The EU Commission had initially proposed sustainability criteria for batteries in late 2020, which formed the basis for the content of the regulation. Notably, the agreement reached between the Parliament and Council exceeds the recycling quotas initially outlined by the Commission. The forthcoming regulation will replace the existing 2006 Battery Directive while complementing current legislation, particularly in waste management.

Key elements of the EU Battery Regulation include mandatory declaration and labeling requirements for battery components and recycled content, the introduction of an electronic “battery passport,” and the utilization of a QR code system. To ensure sufficient time for Member States and market participants to prepare, labeling rules will be applicable from 2026, while QR codes will be implemented from 2027.

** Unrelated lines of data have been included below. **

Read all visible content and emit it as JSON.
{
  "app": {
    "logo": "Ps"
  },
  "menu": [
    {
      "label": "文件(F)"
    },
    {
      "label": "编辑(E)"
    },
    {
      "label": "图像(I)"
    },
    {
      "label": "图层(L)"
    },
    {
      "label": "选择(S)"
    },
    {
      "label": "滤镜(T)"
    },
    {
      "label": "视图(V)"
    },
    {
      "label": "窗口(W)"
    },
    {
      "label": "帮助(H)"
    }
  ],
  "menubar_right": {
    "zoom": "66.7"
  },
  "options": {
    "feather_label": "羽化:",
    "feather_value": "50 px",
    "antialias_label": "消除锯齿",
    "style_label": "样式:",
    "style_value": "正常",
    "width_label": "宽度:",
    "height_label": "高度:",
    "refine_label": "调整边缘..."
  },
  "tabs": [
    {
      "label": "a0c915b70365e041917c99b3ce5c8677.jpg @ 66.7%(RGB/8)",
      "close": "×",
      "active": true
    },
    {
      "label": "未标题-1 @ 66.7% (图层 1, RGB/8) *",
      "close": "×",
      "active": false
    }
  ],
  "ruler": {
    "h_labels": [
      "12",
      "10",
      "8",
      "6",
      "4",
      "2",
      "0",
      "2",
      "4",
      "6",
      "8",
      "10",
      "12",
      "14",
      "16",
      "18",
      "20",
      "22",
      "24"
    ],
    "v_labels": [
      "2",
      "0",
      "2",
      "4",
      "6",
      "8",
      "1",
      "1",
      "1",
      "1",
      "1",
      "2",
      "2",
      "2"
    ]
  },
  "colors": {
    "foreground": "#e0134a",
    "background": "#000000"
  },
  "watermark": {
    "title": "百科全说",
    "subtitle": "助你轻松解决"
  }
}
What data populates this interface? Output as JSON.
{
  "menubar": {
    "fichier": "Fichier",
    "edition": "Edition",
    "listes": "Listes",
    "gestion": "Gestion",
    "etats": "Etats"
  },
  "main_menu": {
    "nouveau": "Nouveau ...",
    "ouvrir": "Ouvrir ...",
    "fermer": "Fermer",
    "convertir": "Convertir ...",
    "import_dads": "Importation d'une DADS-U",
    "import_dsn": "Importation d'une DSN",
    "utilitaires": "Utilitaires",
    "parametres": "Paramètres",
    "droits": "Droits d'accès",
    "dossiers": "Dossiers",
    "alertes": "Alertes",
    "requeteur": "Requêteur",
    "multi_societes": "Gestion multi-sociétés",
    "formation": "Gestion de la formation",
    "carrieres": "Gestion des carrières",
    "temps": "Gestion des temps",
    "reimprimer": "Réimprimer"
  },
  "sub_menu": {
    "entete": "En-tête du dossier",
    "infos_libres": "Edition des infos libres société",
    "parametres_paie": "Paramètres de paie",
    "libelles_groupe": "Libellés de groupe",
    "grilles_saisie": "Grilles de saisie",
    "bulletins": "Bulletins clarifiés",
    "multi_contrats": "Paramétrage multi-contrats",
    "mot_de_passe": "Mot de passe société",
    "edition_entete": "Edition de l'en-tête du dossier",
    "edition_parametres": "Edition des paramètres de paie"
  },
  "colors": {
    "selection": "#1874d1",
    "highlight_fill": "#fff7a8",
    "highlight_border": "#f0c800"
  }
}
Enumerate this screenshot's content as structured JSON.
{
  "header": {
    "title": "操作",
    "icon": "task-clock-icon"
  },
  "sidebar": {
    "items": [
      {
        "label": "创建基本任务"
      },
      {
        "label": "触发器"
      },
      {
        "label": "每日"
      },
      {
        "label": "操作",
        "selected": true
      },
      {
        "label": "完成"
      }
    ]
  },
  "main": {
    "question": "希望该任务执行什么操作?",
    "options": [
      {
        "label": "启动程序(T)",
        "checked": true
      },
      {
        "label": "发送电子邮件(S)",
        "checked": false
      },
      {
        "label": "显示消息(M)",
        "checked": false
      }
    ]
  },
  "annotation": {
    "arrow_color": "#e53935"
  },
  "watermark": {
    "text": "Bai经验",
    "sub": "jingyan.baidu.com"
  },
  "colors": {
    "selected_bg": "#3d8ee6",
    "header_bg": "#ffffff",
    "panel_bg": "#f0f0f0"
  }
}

Regarding recycling requirements, the approved decision sets minimum targets for material recovery from spent batteries. By 2027, the targets are 50 percent for lithium and 90 percent for cobalt, copper, lead, and nickel. These numbers increase to 80 percent for lithium and 95 percent for the other materials by 2031.

Furthermore, a certain proportion of these recovered substances will be mandated for use in new batteries. The minimum requirements will take effect approximately eight years after the regulation comes into force, with figures of 16 percent for cobalt, 85 percent for lead, and six percent each for lithium and nickel. Subsequently, by around 2036, these percentages will rise to 26 percent for cobalt, 12 percent for lithium, and 15 percent for nickel. The quota for lead will remain unchanged.

The regulation also imposes stricter due diligence obligations on battery players concerning environmental and social aspects. Market participants will be required to verify the origin of their raw materials and assess the working conditions in their supply chains. However, exemptions will be granted to small and medium-sized enterprises.

Teresa Ribera, the Spanish Minister for the Transition to a Green Economy, emphasized the significance of batteries in the decarbonization process and the EU’s transition to zero-emission transportation. She highlighted the importance of reusing critical raw materials from end-of-life batteries, reducing dependence on foreign supplies. Ribera expressed confidence that the new regulations would enhance the competitiveness of European industry, ensuring the sustainability of new batteries and contributing to the green transition.

As the EU prepares to implement these comprehensive battery market regulations, the focus on sustainability, circularity, and responsible practices is expected to drive positive change in the battery industry and foster the transition to a greener future.